After seven years working for government contractors on information technology issues, Pletcher joined the federal civil service in April 2006. With less than three years’ at Interior, Pletcher took charge of the stimulus project by establishing regular bureau coordinator meetings that allowed previously stand-alone bureaus to share resources and solve challenges in a collaborative environment.
“There are strong bureaus in the Department of the Interior—they tend to want to solve their problems themselves. The economic recovery act provided a unique opportunity for bureaus to work together,” Pletcher said.
Pletcher helped establish the approach for selecting projects based upon readiness and alignment with strategic goals, and set up processes to ensure project and program coordination. Working collaboratively with stakeholders across the department, she also established Interior’s recipient reporting program, achieving a 99 percent compliance rate for recipient reporting.
“She created from nothing a system to measure performance,” said Pam Haze, Interior’s deputy assistant secretary for budget, finance, performance and acquisition. “She worked with the contracting and finance people to put in place the contract reporting and recipient reporting.”
The economic stimulus funds provided work for thousands of people while making a lasting impact on America’s public lands, empowering Native American communities and improving water infrastructure.
The funding has improved educational facilities for hundreds of K-12 students on the Navajo and Crow Creek Indian reservations, including a new school under construction on a reservation in Buffalo County, S.D., the poorest county in the United States. Funding also has been allocated to provide drinking water to more than 27,000 people in eastern Montana who currently are dependent on poor quality water supplies.

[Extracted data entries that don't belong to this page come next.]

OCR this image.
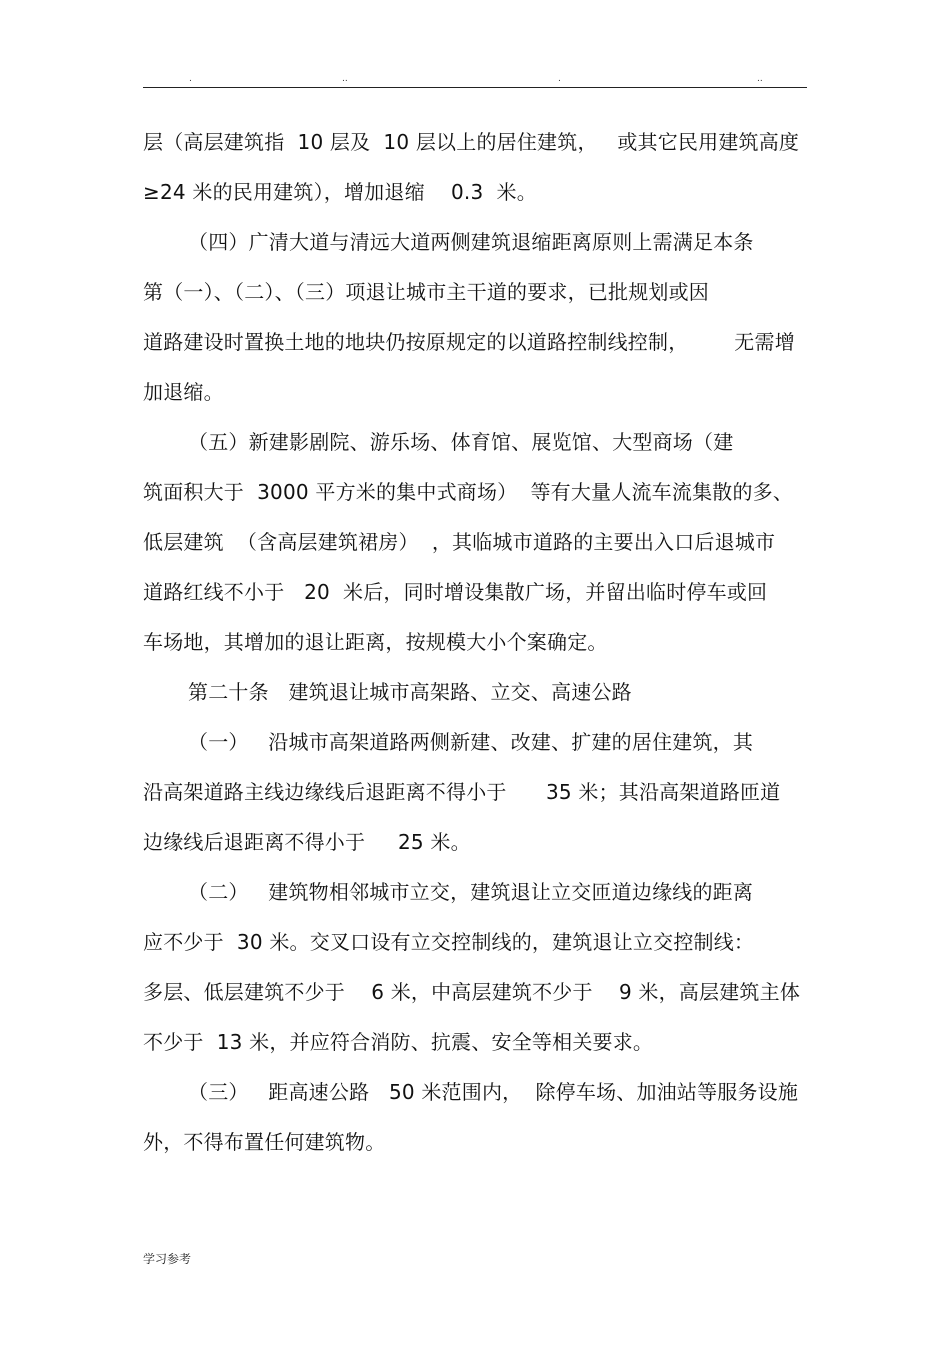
.	..	.	..
层（高层建筑指  10 层及  10 层以上的居住建筑，   或其它民用建筑高度
≥24 米的民用建筑），增加退缩    0.3  米。
（四）广清大道与清远大道两侧建筑退缩距离原则上需满足本条
第（一）、（二）、（三）项退让城市主干道的要求，已批规划或因
道路建设时置换土地的地块仍按原规定的以道路控制线控制，       无需增
加退缩。
（五）新建影剧院、游乐场、体育馆、展览馆、大型商场（建
筑面积大于  3000 平方米的集中式商场）  等有大量人流车流集散的多、
低层建筑  （含高层建筑裙房）  ，其临城市道路的主要出入口后退城市
道路红线不小于   20  米后，同时增设集散广场，并留出临时停车或回
车场地，其增加的退让距离，按规模大小个案确定。
第二十条   建筑退让城市高架路、立交、高速公路
（一）   沿城市高架道路两侧新建、改建、扩建的居住建筑，其
沿高架道路主线边缘线后退距离不得小于      35 米；其沿高架道路匝道
边缘线后退距离不得小于     25 米。
（二）   建筑物相邻城市立交，建筑退让立交匝道边缘线的距离
应不少于  30 米。交叉口设有立交控制线的，建筑退让立交控制线：
多层、低层建筑不少于    6 米，中高层建筑不少于    9 米，高层建筑主体
不少于  13 米，并应符合消防、抗震、安全等相关要求。
（三）   距高速公路   50 米范围内，  除停车场、加油站等服务设施
外，不得布置任何建筑物。
学习参考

An additional project will alter the operation of a dam on the Sacramento River to allow unimpeded migration of about 42,000 endangered Chinook salmon. Yet another will replace a polluting diesel generator with solar power to provide electricity on Alcatraz Island in Golden Gate National Recreation Area.
Prior to handling the economic stimulus finding, Pletcher in 2008 served as the department’s information technology capital planning program manager, and was selected for Interior’s Senior Executive Service Candidate Development Program. At 31, she was the youngest participant in the program.
As the work from the stimulus law began to wind down, Pletcher moved to Interior’s National Business Center, where she served as the acting director. With an annual budget of $400 million and nearly 1,100 employees, the center provides shared services across the federal government to improve operational efficiency and effectiveness. Applying her recent experience bringing together agency bureaus, Pletcher is eager to foster the same collaboration between agencies.
Whatever the task, Haze noted that Pletcher is careful with funding and management and is committed to the public good. “She is very energetic, very creative,” said Haze. “She is a natural leader, and she has this very deeply imbedded sense of public service.”